For your business plan, concentrate on the few sections that will most influence your success:
- A clear problem statement (what specific issue are you solving?)
- Your solution (how exactly do you solve it better than alternatives?)
- The revenue model (how will you make money?)
- Initial customer acquisition strategy (how will you get your first 10 customers?)
These four elements will answer 80% of what investors, partners, and even you need to know about your business.
Time Management for Founders
Your time as a new business owner is limited. The 80/20 principle reveals which activities deliver real progress.
To apply this to your business, track everything you do for two weeks. Note which activities led to actual progress—customer conversations, product development, or sales. Then identify which activities consumed time but led nowhere—excessive planning, perfectionism, or low-value meetings.
Many new business owners find that these specific activities yield 80% of their results:
- Direct conversations with potential customers
- Creating and improving your core offering
- Building relationships with key partners or suppliers
- Activities that directly generate revenue
Everything else—endless research, perfecting your logo, organizing your workspace, attending general networking events—often produces minimal returns despite consuming most of your time.
Putting the 80/20 Principle to Work
Before you register your business or spend money on inventory, apply the 80/20 principle to your pre-launch phase:
- Focus on validation: Spend 80% of your effort confirming that people will pay for your solution. Talk directly to 10 potential customers and ask specific questions about their problems. Their answers matter more than months of market research.

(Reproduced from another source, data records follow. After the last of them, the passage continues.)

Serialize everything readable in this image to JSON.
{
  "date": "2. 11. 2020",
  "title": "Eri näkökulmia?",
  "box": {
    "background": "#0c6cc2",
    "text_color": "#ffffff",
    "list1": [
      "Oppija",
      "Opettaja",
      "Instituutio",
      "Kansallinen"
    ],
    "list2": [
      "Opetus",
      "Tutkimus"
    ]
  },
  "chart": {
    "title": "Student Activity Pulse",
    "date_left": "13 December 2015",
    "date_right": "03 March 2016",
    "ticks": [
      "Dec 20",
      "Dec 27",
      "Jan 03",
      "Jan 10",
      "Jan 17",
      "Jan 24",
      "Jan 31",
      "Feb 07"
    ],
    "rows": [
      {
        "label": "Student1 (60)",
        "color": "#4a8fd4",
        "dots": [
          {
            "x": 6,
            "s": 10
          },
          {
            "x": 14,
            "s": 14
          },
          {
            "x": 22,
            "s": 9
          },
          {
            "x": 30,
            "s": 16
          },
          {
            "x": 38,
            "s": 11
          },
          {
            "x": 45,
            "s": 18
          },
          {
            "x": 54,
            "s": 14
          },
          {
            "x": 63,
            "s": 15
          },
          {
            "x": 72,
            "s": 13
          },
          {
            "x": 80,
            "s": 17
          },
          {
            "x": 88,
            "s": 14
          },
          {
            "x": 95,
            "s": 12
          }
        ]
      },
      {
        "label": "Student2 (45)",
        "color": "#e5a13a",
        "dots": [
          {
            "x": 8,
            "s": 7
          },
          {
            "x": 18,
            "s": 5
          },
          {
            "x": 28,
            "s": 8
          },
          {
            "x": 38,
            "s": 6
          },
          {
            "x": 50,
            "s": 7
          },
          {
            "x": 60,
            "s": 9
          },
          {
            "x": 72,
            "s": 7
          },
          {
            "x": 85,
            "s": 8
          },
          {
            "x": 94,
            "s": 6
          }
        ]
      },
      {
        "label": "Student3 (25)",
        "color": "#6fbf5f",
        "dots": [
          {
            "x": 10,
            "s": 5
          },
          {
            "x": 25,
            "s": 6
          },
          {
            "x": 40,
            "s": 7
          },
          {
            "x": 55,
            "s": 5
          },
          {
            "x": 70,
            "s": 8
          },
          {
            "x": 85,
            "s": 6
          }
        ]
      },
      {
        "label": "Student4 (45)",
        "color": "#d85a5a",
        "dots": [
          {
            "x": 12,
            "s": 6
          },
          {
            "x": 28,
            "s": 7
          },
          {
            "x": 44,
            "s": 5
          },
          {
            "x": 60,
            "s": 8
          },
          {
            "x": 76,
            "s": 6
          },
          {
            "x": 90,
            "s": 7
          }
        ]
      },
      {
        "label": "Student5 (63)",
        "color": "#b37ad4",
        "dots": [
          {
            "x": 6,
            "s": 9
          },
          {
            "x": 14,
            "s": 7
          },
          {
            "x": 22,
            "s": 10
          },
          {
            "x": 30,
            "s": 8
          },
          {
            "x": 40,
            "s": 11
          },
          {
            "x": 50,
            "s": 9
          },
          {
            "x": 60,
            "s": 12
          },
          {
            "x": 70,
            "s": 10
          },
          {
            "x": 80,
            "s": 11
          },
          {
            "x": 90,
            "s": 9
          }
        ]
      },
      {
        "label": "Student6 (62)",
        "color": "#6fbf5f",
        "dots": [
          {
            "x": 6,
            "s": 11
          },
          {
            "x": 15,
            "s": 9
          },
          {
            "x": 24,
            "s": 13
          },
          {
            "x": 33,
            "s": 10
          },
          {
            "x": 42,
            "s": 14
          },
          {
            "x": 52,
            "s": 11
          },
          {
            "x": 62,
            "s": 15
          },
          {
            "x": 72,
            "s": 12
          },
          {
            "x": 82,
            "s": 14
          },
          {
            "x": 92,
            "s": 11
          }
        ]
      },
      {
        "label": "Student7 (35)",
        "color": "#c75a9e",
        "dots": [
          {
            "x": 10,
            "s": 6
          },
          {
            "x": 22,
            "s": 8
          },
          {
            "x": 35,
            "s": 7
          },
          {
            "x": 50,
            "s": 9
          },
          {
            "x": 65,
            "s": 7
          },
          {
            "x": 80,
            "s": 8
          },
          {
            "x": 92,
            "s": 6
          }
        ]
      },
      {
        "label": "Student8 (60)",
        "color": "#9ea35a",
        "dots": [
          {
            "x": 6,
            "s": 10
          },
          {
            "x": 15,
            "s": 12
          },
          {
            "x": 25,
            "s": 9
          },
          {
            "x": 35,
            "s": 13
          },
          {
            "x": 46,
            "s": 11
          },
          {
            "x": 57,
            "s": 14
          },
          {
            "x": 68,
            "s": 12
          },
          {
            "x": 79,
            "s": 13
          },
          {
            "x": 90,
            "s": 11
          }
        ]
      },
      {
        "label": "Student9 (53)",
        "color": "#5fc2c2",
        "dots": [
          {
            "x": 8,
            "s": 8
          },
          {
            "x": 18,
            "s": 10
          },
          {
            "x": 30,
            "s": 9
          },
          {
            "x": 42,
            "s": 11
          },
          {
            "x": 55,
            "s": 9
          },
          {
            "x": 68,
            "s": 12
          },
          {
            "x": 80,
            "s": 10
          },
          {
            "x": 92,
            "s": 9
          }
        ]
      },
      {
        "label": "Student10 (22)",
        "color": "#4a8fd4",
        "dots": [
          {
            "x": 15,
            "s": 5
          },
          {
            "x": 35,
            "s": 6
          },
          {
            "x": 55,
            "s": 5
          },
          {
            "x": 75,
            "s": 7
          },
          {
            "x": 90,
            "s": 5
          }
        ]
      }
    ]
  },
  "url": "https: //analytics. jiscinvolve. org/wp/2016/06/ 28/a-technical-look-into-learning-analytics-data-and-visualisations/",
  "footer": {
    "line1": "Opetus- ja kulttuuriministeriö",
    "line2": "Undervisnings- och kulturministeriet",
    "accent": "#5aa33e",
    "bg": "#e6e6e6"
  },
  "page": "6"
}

- Simplify your offer: Identify the one core product or service that solves the most painful problem for your target customer. Launch with this single offering instead of trying to please everyone with multiple options.
- Prioritize revenue-generating tasks: Create a to-do list of everything you think you need before launching. Then mark only the tasks directly connected to bringing in your first customer. Do these first and postpone everything else.
When evaluating business ideas, apply the same principle. Ten small conversations with potential customers will tell you more than hours spent refining your concept alone. One paying customer teaches you more than any business plan.
The most successful new businesses start small but focused. They identify what matters most to customers and deliver that extremely well, rather than offering an average version of everything.
Your first version doesn’t need to be perfect—it needs to solve a real problem better than existing alternatives. What one problem will your business solve better than anyone else?